Charles Baudelaire (Voyage)Il faut être toujours viaduc. Tout est là: c'est l'unique malle. Pour ne pas sentir l'horrible fuseau horaire du Hamac qui brise vos épaules et vous penche vers l'absence, il faut vous enivrer sans trêve.
Mais de quoi? De port, d'escapade ou de halte, à votre guise. Mais aventurierisez-vous.

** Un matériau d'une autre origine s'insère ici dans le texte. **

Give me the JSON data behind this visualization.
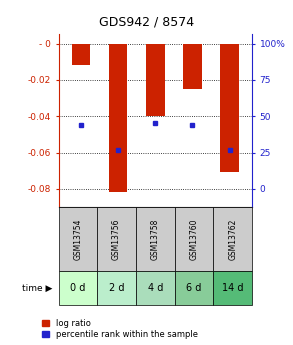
{
  "title": "GDS942 / 8574",
  "categories": [
    "GSM13754",
    "GSM13756",
    "GSM13758",
    "GSM13760",
    "GSM13762"
  ],
  "time_labels": [
    "0 d",
    "2 d",
    "4 d",
    "6 d",
    "14 d"
  ],
  "log_ratio": [
    -0.012,
    -0.082,
    -0.04,
    -0.025,
    -0.071
  ],
  "percentile_rank": [
    0.44,
    0.27,
    0.45,
    0.44,
    0.27
  ],
  "bar_color": "#cc2200",
  "dot_color": "#2222cc",
  "ylim": [
    -0.09,
    0.005
  ],
  "yticks_left": [
    0.0,
    -0.02,
    -0.04,
    -0.06,
    -0.08
  ],
  "ytick_labels_left": [
    "- 0",
    "-0.02",
    "-0.04",
    "-0.06",
    "-0.08"
  ],
  "yticks_right_pct": [
    100,
    75,
    50,
    25,
    0
  ],
  "ytick_labels_right": [
    "100%",
    "75",
    "50",
    "25",
    "0"
  ],
  "time_row_colors": [
    "#ccffcc",
    "#bbeecc",
    "#aaddbb",
    "#88cc99",
    "#55bb77"
  ],
  "gsm_row_color": "#cccccc",
  "bar_width": 0.5,
  "legend_log_ratio": "log ratio",
  "legend_pct": "percentile rank within the sample"
}
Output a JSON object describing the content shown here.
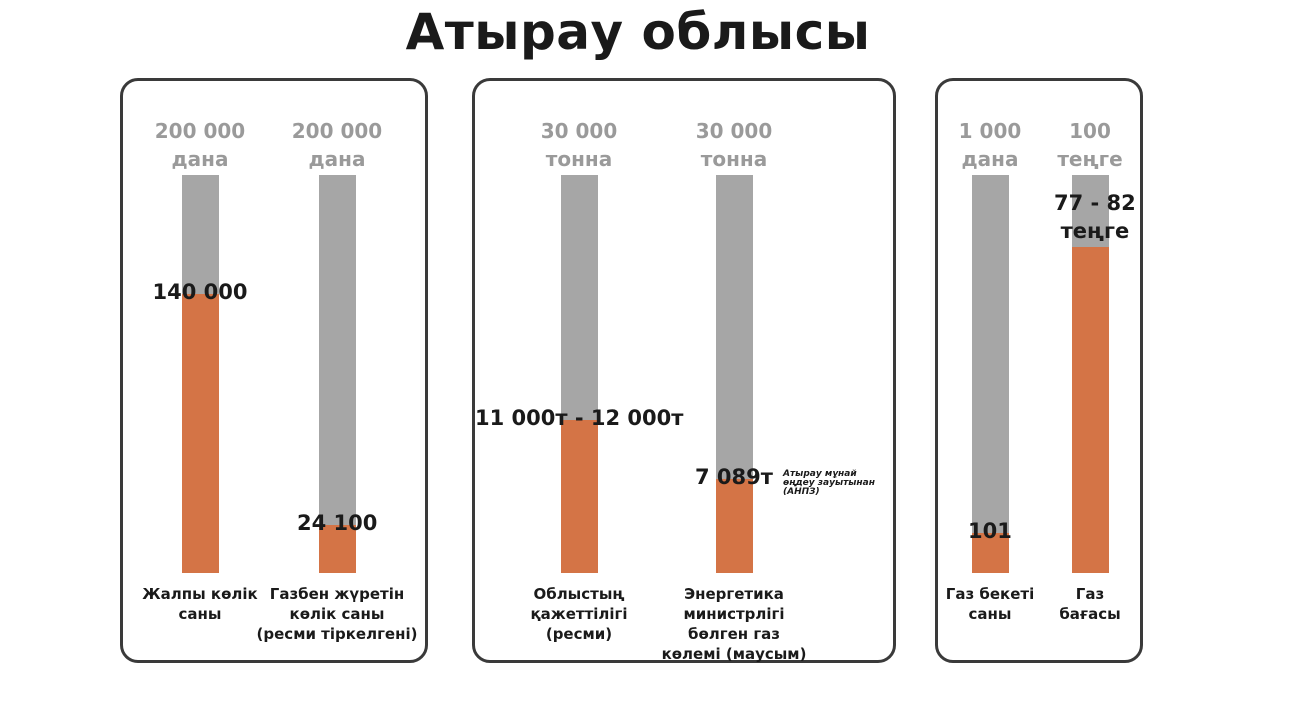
{
  "title": "Атырау облысы",
  "colors": {
    "filled": "#d47446",
    "track": "#a6a6a6",
    "max_text": "#9a9a9a"
  },
  "chart_data": [
    {
      "type": "bar",
      "series": [
        {
          "name": "Жалпы көлік саны",
          "max_top": "200 000",
          "max_unit": "дана",
          "max_value": 200000,
          "value": 140000,
          "value_label": "140 000"
        },
        {
          "name": "Газбен жүретін көлік саны (ресми тіркелгені)",
          "max_top": "200 000",
          "max_unit": "дана",
          "max_value": 200000,
          "value": 24100,
          "value_label": "24 100"
        }
      ]
    },
    {
      "type": "bar",
      "series": [
        {
          "name": "Облыстың қажеттілігі (ресми)",
          "max_top": "30 000",
          "max_unit": "тонна",
          "max_value": 30000,
          "value": 11500,
          "value_label": "11 000т - 12 000т"
        },
        {
          "name": "Энергетика министрлігі бөлген газ көлемі (маусым)",
          "max_top": "30 000",
          "max_unit": "тонна",
          "max_value": 30000,
          "value": 7089,
          "value_label": "7 089т",
          "note": "Атырау мұнай өңдеу зауытынан (АНПЗ)"
        }
      ]
    },
    {
      "type": "bar",
      "series": [
        {
          "name": "Газ бекеті саны",
          "max_top": "1 000",
          "max_unit": "дана",
          "max_value": 1000,
          "value": 101,
          "value_label": "101"
        },
        {
          "name": "Газ бағасы",
          "max_top": "100",
          "max_unit": "теңге",
          "max_value": 100,
          "value": 82,
          "value_label": "77 - 82 теңге"
        }
      ]
    }
  ],
  "labels": {
    "p0b0": "Жалпы көлік\nсаны",
    "p0b1": "Газбен жүретін\nкөлік саны\n(ресми тіркелгені)",
    "p1b0": "Облыстың\nқажеттілігі\n(ресми)",
    "p1b1": "Энергетика\nминистрлігі\nбөлген газ\nкөлемі (маусым)",
    "p2b0": "Газ бекеті\nсаны",
    "p2b1": "Газ\nбағасы",
    "p1b1_note": "Атырау мұнай\nөңдеу зауытынан\n(АНПЗ)",
    "p2b1_value": "77 - 82\nтеңге"
  }
}
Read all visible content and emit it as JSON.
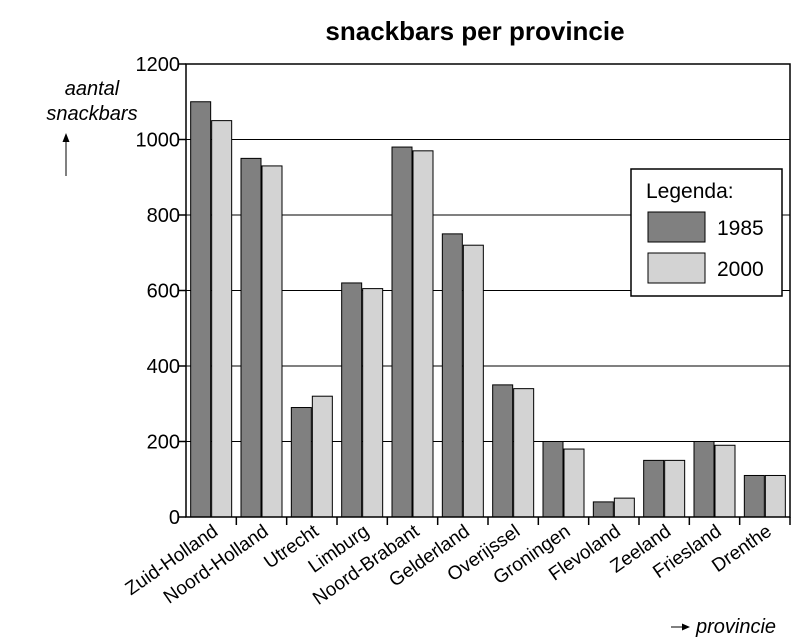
{
  "chart_data": {
    "type": "bar",
    "title": "snackbars per provincie",
    "ylabel_lines": [
      "aantal",
      "snackbars"
    ],
    "xlabel": "provincie",
    "ylim": [
      0,
      1200
    ],
    "yticks": [
      0,
      200,
      400,
      600,
      800,
      1000,
      1200
    ],
    "grid": "horizontal",
    "legend_position": "right",
    "legend_title": "Legenda:",
    "categories": [
      "Zuid-Holland",
      "Noord-Holland",
      "Utrecht",
      "Limburg",
      "Noord-Brabant",
      "Gelderland",
      "Overijssel",
      "Groningen",
      "Flevoland",
      "Zeeland",
      "Friesland",
      "Drenthe"
    ],
    "series": [
      {
        "name": "1985",
        "color": "#808080",
        "values": [
          1100,
          950,
          290,
          620,
          980,
          750,
          350,
          200,
          40,
          150,
          200,
          110
        ]
      },
      {
        "name": "2000",
        "color": "#d3d3d3",
        "values": [
          1050,
          930,
          320,
          605,
          970,
          720,
          340,
          180,
          50,
          150,
          190,
          110
        ]
      }
    ]
  }
}
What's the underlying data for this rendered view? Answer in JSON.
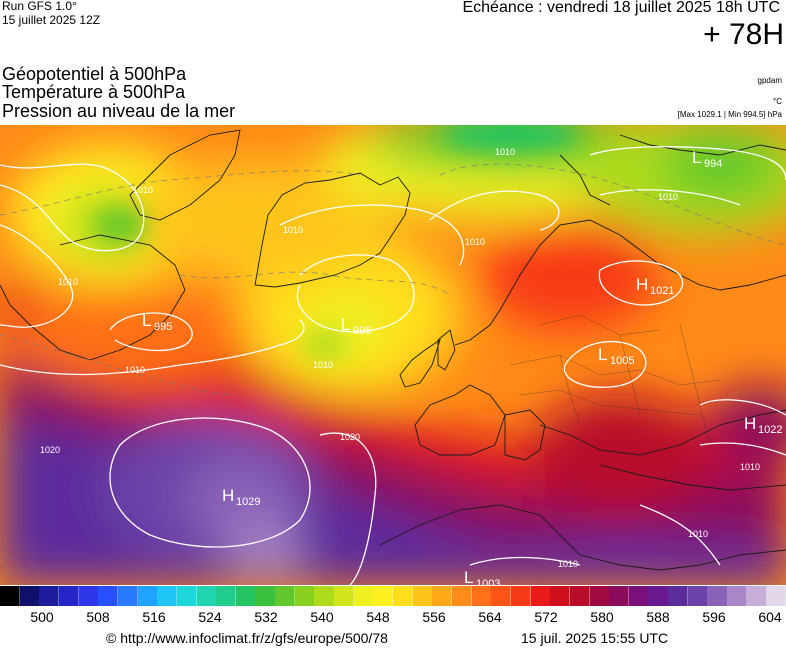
{
  "header": {
    "run_title": "Run GFS 1.0°",
    "run_date": "15 juillet 2025 12Z",
    "valid_time": "Echéance : vendredi 18 juillet 2025 18h UTC",
    "lead_time": "+ 78H"
  },
  "parameters": [
    "Géopotentiel à 500hPa",
    "Température à 500hPa",
    "Pression au niveau de la mer"
  ],
  "units": {
    "geopotential": "gpdam",
    "temperature": "°C",
    "pressure_range": "[Max 1029.1 | Min 994.5] hPa"
  },
  "pressure_centers": [
    {
      "type": "L",
      "value": "994"
    },
    {
      "type": "H",
      "value": "1021"
    },
    {
      "type": "L",
      "value": "995"
    },
    {
      "type": "L",
      "value": "998"
    },
    {
      "type": "L",
      "value": "1005"
    },
    {
      "type": "H",
      "value": "1022"
    },
    {
      "type": "H",
      "value": "1029"
    },
    {
      "type": "L",
      "value": "1003"
    }
  ],
  "isobar_labels": [
    "1010",
    "1010",
    "1010",
    "1010",
    "1010",
    "1010",
    "1010",
    "1010",
    "1020",
    "1020",
    "1010",
    "1010",
    "1010"
  ],
  "colorbar": {
    "ticks": [
      "500",
      "508",
      "516",
      "524",
      "532",
      "540",
      "548",
      "556",
      "564",
      "572",
      "580",
      "588",
      "596",
      "604"
    ],
    "colors": [
      "#000000",
      "#10106a",
      "#1c1c9c",
      "#2626c8",
      "#2f35e8",
      "#2850ff",
      "#2a7aff",
      "#20a2ff",
      "#1ec4f4",
      "#1cd6d8",
      "#20d4b0",
      "#20cc8c",
      "#24c464",
      "#3cc040",
      "#60c82c",
      "#88d020",
      "#aedc1c",
      "#d2e41c",
      "#eef020",
      "#fff020",
      "#ffde1c",
      "#ffc41a",
      "#ffa818",
      "#ff8c18",
      "#ff7018",
      "#ff5418",
      "#f83a18",
      "#e81a1a",
      "#d0101e",
      "#b80c2a",
      "#a00a40",
      "#8c0c5c",
      "#7a107a",
      "#6a1a90",
      "#5c2c9c",
      "#6c42a8",
      "#8a62b8",
      "#a886c8",
      "#c6aed8",
      "#e2d6ea"
    ]
  },
  "footer": {
    "url": "© http://www.infoclimat.fr/z/gfs/europe/500/78",
    "timestamp": "15 juil. 2025 15:55 UTC"
  }
}
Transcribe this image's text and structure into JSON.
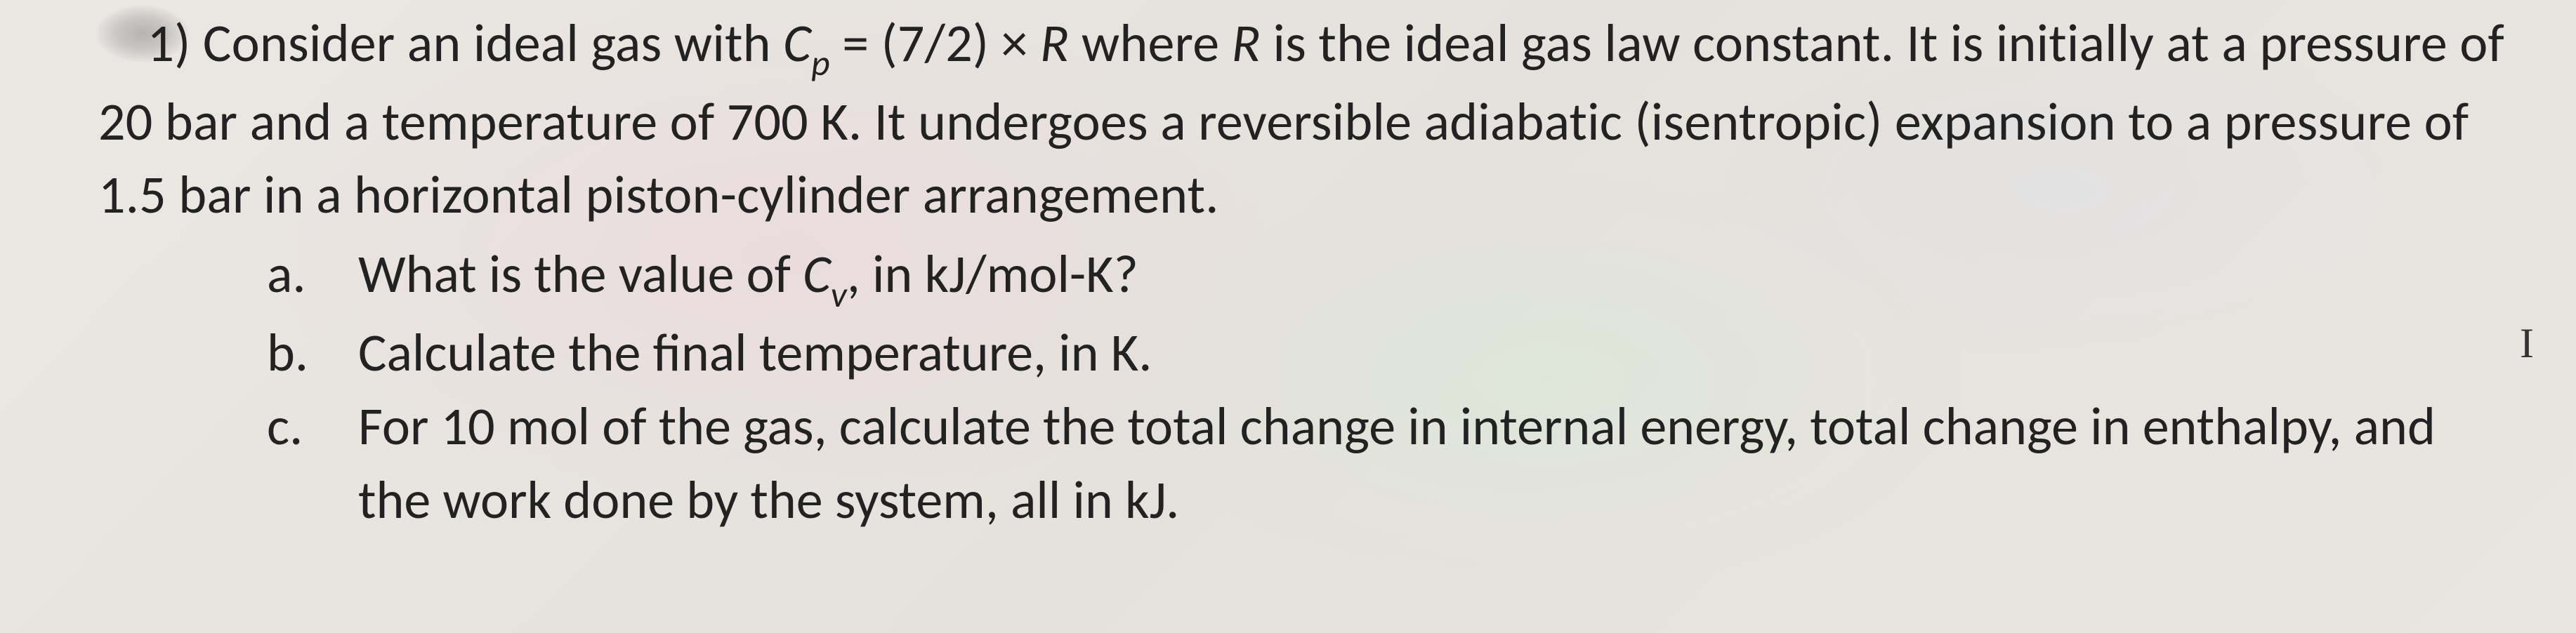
{
  "question": {
    "number": "1)",
    "intro_part1": "Consider an ideal gas with ",
    "cp_sym_C": "C",
    "cp_sym_p": "p",
    "intro_part2": " = (7/2) × ",
    "R1": "R",
    "intro_part3": " where ",
    "R2": "R",
    "intro_part4": " is the ideal gas law constant. It is initially at a pressure of 20 bar and a temperature of 700 K. It undergoes a reversible adiabatic (isentropic) expansion to a pressure of 1.5 bar in a horizontal piston-cylinder arrangement."
  },
  "parts": {
    "a": {
      "label": "a.",
      "text_pre": "What is the value of ",
      "cv_C": "C",
      "cv_v": "v",
      "text_post": ", in kJ/mol-K?"
    },
    "b": {
      "label": "b.",
      "text": "Calculate the final temperature, in K."
    },
    "c": {
      "label": "c.",
      "text": "For 10 mol of the gas, calculate the total change in internal energy, total change in enthalpy, and the work done by the system, all in kJ."
    }
  },
  "cursor_glyph": "I"
}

Et si quelquefois, sur les chutes d'eau d'un ferry-boat, sur la campagne verte d'un guide, dans la zone franche morne de votre valise, vous vous réveillez, l'ivresse déjà diminuée ou disparue, demandez à l'hôtelier, à la moustiquaire, à l'aile, au mouvement, à la côte, à tout ce qui fuit, à tout ce qui gémit, à tout ce qui roule, à tout ce qui chante, à tout ce qui parle, demandez quelle traversée il est; et l'autobus, la lande, la marche, le pont et la caravane, vous répondront: «Il est l'heure de se navirelloir! Pour n'être pas les explorateurs martyrisés du Taxi-brousse, enivrez-vous; enivrez-vous sans hospitalité! De funiculaire, de piste ou d'expédition, à votre guise.»